Francesca Gilbert

L’indépendante du web

d'Lëtzebuerger Land vom 08.06.2012

« J’ai toujours été une folle des magazines. J’aime toucher le papier, la texture, regarder les photos. Ma chambre en est bourrée jusqu’au plafond, car en plus je les garde ! » D’enthousiasme, Francesca renverse un peu du jus de fraise qu’elle vient de commander. « Quand il y a eu Colophon, je me suis rendue compte que il y a d’autres freaks comme moi ».

Francesca Gilibert est la fondatrice du magazine Wane (We are next), un mag bimestriel créé fin 2009 avec l’idée d’attirer l’attention sur de jeunes talents artistiques. Elle y présente une sélection du meilleur du web, en graphisme, culture urbaine, produits tendance et arts numériques, s’adressant surtout à la « génération Z, celle qui est née avec un iPhone dans la main et un notebook dans l’autre, qui est le futur et le fait savoir chaque jour sur Youtube, Facebook ou Twitter ».

« J’ai eu une bonne couverture médiatique au lancement, se souvient Francesca. L’université du Luxem[-]bourg, où je venais de finir le master Entreprenariat et Innovation m’a présentée comme une des premières femmes entrepreneuses… ». Un petit rire, en envoyant à sa place une des ses boucles farouches : « Je ne me vois pas vraiment comme entrepreneuse pour autant ! »

Un peu, quand même. Pour sortir trois éditions d’un si beau magazine, entourée d’une toute petite équipe, il faut ne pas être née de la dernière pluie. « Le problème s’est posé dans la durée – il devenait de plus en plus difficile de trouver des annonceurs ». Elle plisse ses yeux félins, arborant un trait d’eye-liner mis un chouia de travers. « Bien vrai que je refusais de rédiger, en contrepartie, des pages entières sur de nouvelles cartes bancaires par exemple… ». Exit donc la version papier de Wane. L’aventure continue toutefois en ligne. Avec 200 000 visiteurs les trois premiers mois, Francesca peut être fière de son site dénicheur d’artistes branchés, orienté plutôt vers l’univers anglo-saxon avec un œil particulier sur le monde black (la troisième édition de Wane était intitulée The African issue). « J’ai pas mal d’échos des États-Unis notamment. Beaucoup me demandent de recommencer les entretiens hebdomadaires avec des artistes en vue… superpopulaires mais chronophages. ». Après la saison des mariages. Car Francesca est aussi photographe freelance, et les fêtes de noces sont une opportunité lucrative pour affûter son talent de conteuse à travers les images. « Au Luxembourg, faire des photos de mariage est parfois considéré comme ringard, mais c’est pas grave. Mon approche s’inscrit dans la lignée du photojournalisme ; je ne fais pas de poses, mais révèle des histoires ». Son succès, elle le doit certainement à son talent pour pointer le côté touchant des convives, son œil pour les détails qui les rendent si humains. Ce sont des photographes tels que Sean Flanigan qui l’inspirent : « Pourquoi l’art ne pourrait plus émerger d’un service rémunéré ? »
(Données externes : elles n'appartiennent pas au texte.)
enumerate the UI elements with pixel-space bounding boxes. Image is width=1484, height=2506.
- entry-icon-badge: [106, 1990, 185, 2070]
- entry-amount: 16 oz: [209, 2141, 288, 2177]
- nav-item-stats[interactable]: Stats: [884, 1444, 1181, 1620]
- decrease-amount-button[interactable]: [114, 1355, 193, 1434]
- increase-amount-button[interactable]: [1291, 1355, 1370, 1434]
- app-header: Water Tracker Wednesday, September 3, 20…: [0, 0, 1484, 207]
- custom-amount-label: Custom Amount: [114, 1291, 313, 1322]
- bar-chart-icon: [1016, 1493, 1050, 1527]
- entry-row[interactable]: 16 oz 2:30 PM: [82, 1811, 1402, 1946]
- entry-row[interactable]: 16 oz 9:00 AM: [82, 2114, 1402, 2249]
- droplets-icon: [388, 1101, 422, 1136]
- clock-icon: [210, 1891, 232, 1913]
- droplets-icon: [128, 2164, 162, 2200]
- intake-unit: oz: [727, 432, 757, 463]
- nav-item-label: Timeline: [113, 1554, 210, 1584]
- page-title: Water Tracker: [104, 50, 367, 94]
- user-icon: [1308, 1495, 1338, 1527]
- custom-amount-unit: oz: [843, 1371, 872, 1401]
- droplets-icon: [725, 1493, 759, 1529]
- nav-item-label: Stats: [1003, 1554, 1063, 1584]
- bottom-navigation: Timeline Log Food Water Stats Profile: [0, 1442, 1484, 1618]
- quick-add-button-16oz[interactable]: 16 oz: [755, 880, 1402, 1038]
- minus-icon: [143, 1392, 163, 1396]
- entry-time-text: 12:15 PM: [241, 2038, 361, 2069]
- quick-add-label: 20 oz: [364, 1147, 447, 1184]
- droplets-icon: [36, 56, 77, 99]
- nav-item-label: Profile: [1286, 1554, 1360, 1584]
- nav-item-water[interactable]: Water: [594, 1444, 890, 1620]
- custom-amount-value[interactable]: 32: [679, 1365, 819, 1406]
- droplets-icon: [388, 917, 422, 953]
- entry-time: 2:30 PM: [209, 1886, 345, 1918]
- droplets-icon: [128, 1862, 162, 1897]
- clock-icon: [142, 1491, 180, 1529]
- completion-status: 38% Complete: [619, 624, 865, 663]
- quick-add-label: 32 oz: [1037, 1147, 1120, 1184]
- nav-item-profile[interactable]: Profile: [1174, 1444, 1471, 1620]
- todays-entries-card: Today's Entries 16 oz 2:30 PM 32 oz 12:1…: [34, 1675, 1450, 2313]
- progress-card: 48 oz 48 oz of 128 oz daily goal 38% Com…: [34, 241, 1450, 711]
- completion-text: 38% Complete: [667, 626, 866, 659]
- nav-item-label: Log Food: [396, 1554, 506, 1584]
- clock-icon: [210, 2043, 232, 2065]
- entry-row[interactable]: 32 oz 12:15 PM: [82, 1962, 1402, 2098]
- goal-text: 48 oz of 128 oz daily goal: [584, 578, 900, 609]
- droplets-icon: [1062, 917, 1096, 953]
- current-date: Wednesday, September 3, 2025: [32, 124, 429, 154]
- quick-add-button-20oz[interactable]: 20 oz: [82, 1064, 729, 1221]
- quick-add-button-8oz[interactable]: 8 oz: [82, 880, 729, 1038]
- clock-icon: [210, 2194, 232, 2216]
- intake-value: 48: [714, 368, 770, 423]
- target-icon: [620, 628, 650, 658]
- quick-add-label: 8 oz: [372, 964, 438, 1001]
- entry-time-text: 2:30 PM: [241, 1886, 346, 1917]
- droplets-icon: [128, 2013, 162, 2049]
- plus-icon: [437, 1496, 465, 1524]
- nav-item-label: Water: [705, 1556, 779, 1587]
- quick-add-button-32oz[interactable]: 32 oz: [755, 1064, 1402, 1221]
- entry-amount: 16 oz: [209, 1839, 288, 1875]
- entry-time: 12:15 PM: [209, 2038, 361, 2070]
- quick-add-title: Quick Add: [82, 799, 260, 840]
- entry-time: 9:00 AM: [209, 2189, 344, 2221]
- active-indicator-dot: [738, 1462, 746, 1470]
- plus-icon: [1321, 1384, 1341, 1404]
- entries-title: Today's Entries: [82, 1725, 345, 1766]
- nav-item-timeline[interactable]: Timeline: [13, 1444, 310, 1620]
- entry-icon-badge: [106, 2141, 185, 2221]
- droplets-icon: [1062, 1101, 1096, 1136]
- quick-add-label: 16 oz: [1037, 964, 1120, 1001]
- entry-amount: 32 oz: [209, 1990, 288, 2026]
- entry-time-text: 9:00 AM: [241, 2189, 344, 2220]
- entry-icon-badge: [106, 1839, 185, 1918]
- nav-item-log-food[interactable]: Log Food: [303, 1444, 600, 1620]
Francesca n’a pas peur de se situer un brin à contre-courant. « J’avais conscience, en lançant Wane, qu’il y a comme un manque de considération pour les magazines gratuits. Lors d’une entrevue à la Chambre de commerce, on m’a dit : Mais pourquoi tu fais cela, il y a déjà Paperjam ? » Lors de ses contacts avec le monde des affaires, elle a aussi eu le sentiment que « si tu ne parles pas de millions, personne ne s’intéresse à toi ». Elle tire sur une de ses mèches de cheveux qui devient de plus en plus longue, pour lancer : « Il y a un grand décalage entre le gros business et les toutes petites entreprises ».

Le parcours de Francesca fait preuve de la flexibilité des autonomes : après ses études en réalisation et production audiovisuelle à Londres, elle passe quelques années dans des boîtes de production à Paris. En 2008, elle est retenue parmi les finalistes du concours de photoreportage de Paris Match avec Toxic New York – Les oubliés du 11 septembre sur les victimes de la poussière toxique émanant des débris des tours. Depuis, l’aventure indépendante ne la lâche plus. Elle ne cache pas son admiration pour le côté coolness des créatifs de ce monde, ni pour une petite touche révolutionnaire, ne portant pas, elle-même, la langue dans sa poche. D’où peut-être sa définition de style : « Avoir confiance en soi (sans tomber dans l’égocentrisme) ». Pour sa part, elle continuera à révéler ses découvertes dans Wane, avec la ferme intention de se faire un nom dans le monde du lifestyle.